IoMT devices can gather signs of disease and share them with healthcare providers in real-time.  This allows patients and doctors to monitor vitals, predict disease, or administer preventive medication.  Tracking also allows doctors to follow a patient’s condition over the course of time, rather than just getting a cross-sectional glimpse of time during a visit.  This leads to increased accuracy, improved treatment plans, and higher quality patient care delivery.

Simultaneous Monitoring and Reporting

Interconnected devices facilitate remote health monitoring by alerting patients and doctors to warning signs that might go unnoticed.  In an emergency, IoMT devices alert the proper authorities.

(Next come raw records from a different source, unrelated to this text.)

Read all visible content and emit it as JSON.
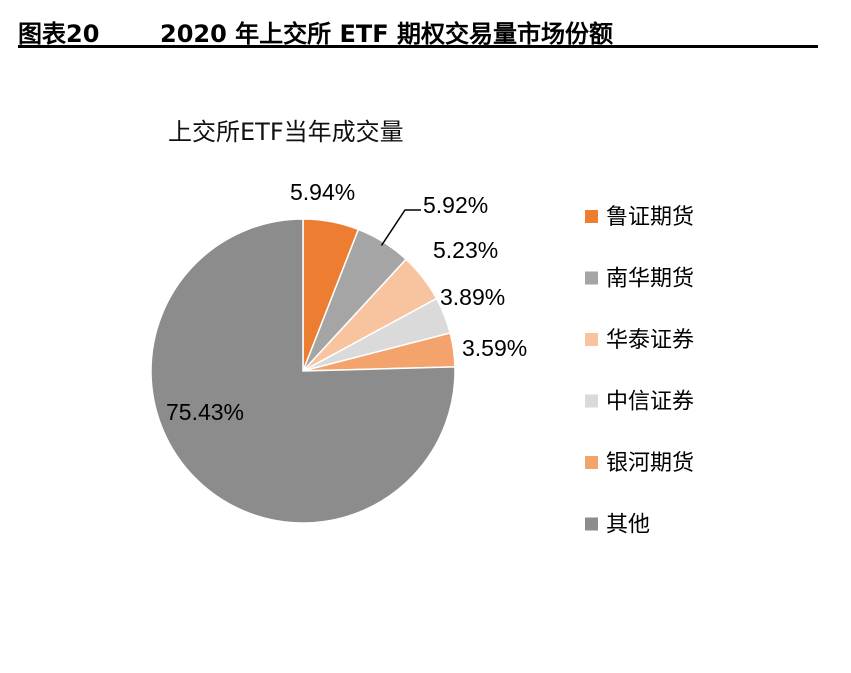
{
  "figure": {
    "label": "图表20",
    "title": "2020 年上交所 ETF 期权交易量市场份额"
  },
  "chart_data": {
    "type": "pie",
    "title": "上交所ETF当年成交量",
    "categories": [
      "鲁证期货",
      "南华期货",
      "华泰证券",
      "中信证券",
      "银河期货",
      "其他"
    ],
    "values": [
      5.94,
      5.92,
      5.23,
      3.89,
      3.59,
      75.43
    ],
    "labels": [
      "5.94%",
      "5.92%",
      "5.23%",
      "3.89%",
      "3.59%",
      "75.43%"
    ],
    "colors": [
      "#ED7D31",
      "#A5A5A5",
      "#F8C49F",
      "#DADADA",
      "#F4A36C",
      "#8C8C8C"
    ],
    "legend_position": "right"
  }
}
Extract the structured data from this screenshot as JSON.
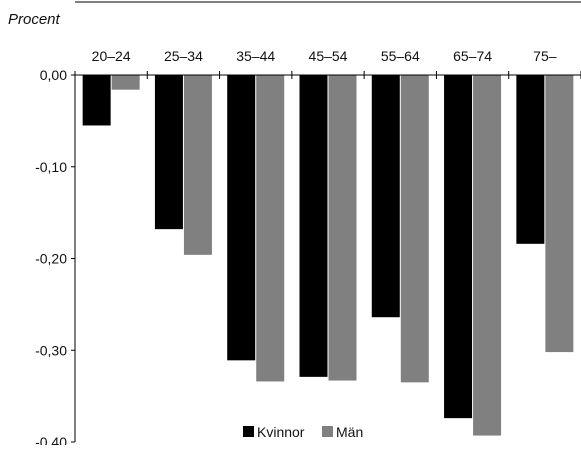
{
  "chart_data": {
    "type": "bar",
    "ylabel": "Procent",
    "categories": [
      "20–24",
      "25–34",
      "35–44",
      "45–54",
      "55–64",
      "65–74",
      "75–"
    ],
    "series": [
      {
        "name": "Kvinnor",
        "color": "#000000",
        "values": [
          -0.055,
          -0.168,
          -0.311,
          -0.329,
          -0.264,
          -0.374,
          -0.184
        ]
      },
      {
        "name": "Män",
        "color": "#808080",
        "values": [
          -0.016,
          -0.196,
          -0.334,
          -0.333,
          -0.335,
          -0.393,
          -0.302
        ]
      }
    ],
    "ylim": [
      -0.4,
      0.0
    ],
    "yticks": [
      "0,00",
      "-0,10",
      "-0,20",
      "-0,30",
      "-0,40"
    ],
    "ytick_values": [
      0.0,
      -0.1,
      -0.2,
      -0.3,
      -0.4
    ],
    "grid": false,
    "legend_position": "bottom-center"
  }
}
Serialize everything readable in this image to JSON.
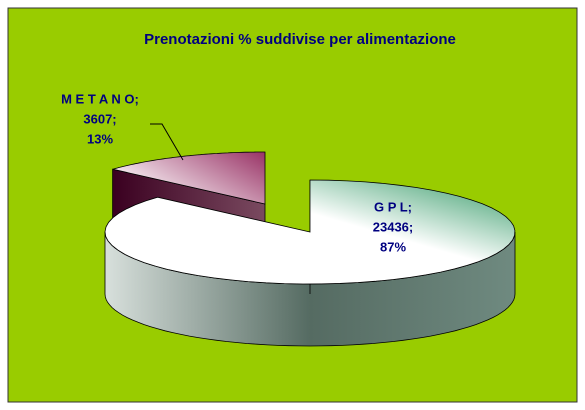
{
  "chart_data": {
    "type": "pie3d",
    "title": "Prenotazioni % suddivise per alimentazione",
    "categories": [
      "M E T A N O;",
      "G P L;"
    ],
    "values": [
      3607,
      23436
    ],
    "value_labels": [
      "3607;",
      "23436;"
    ],
    "percentages": [
      13,
      87
    ],
    "percentage_labels": [
      "13%",
      "87%"
    ],
    "colors": [
      "#993366",
      "#339966"
    ],
    "label_colors": [
      "#000080",
      "#000080"
    ],
    "background": "#99cc00"
  }
}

In addition to monitoring a patient’s vitals in real-time, IoMT devices use a mobile device’s data connectivity to send a patient’s medical data to a physician or a cloud platform.

Conclusion

IoT, and especially IoMT, faces some significant challenges, among the most prominent being privacy and data security.  Also, while IoMT significantly reduces the cost of research, it is still rather expense for the average person to afford such IoMT devices.  However, as technology improves and policies around these new frontiers concretize, these issues will presumably win some sort of resolution, thereby making medical IoMT technology more accessible to the general public.  As IoMT becomes more accepted and commonplace, adapting to the utilization of IoMT will be an important next step for healthcare facilities and private practice owners.  

So why is a marketing firm like Acquire Patients discussing IoMT? Because aligning technologically-driven care to the technologically-informed patient (who is becoming the ever-growing norm), is one critical dimension of the “product-market fit” healthcare organizations must be vigilant of in their targeted messaging and brand positioning strategies.  Those organizations who keep-up with the latest IoMT technologies, successfully market their utilization of said innovations, and gainfully capture the reimbursement and/or cash-pay potentiality therein, will prosper as patients increasingly demand the precision and accuracy of such technologically-driven care.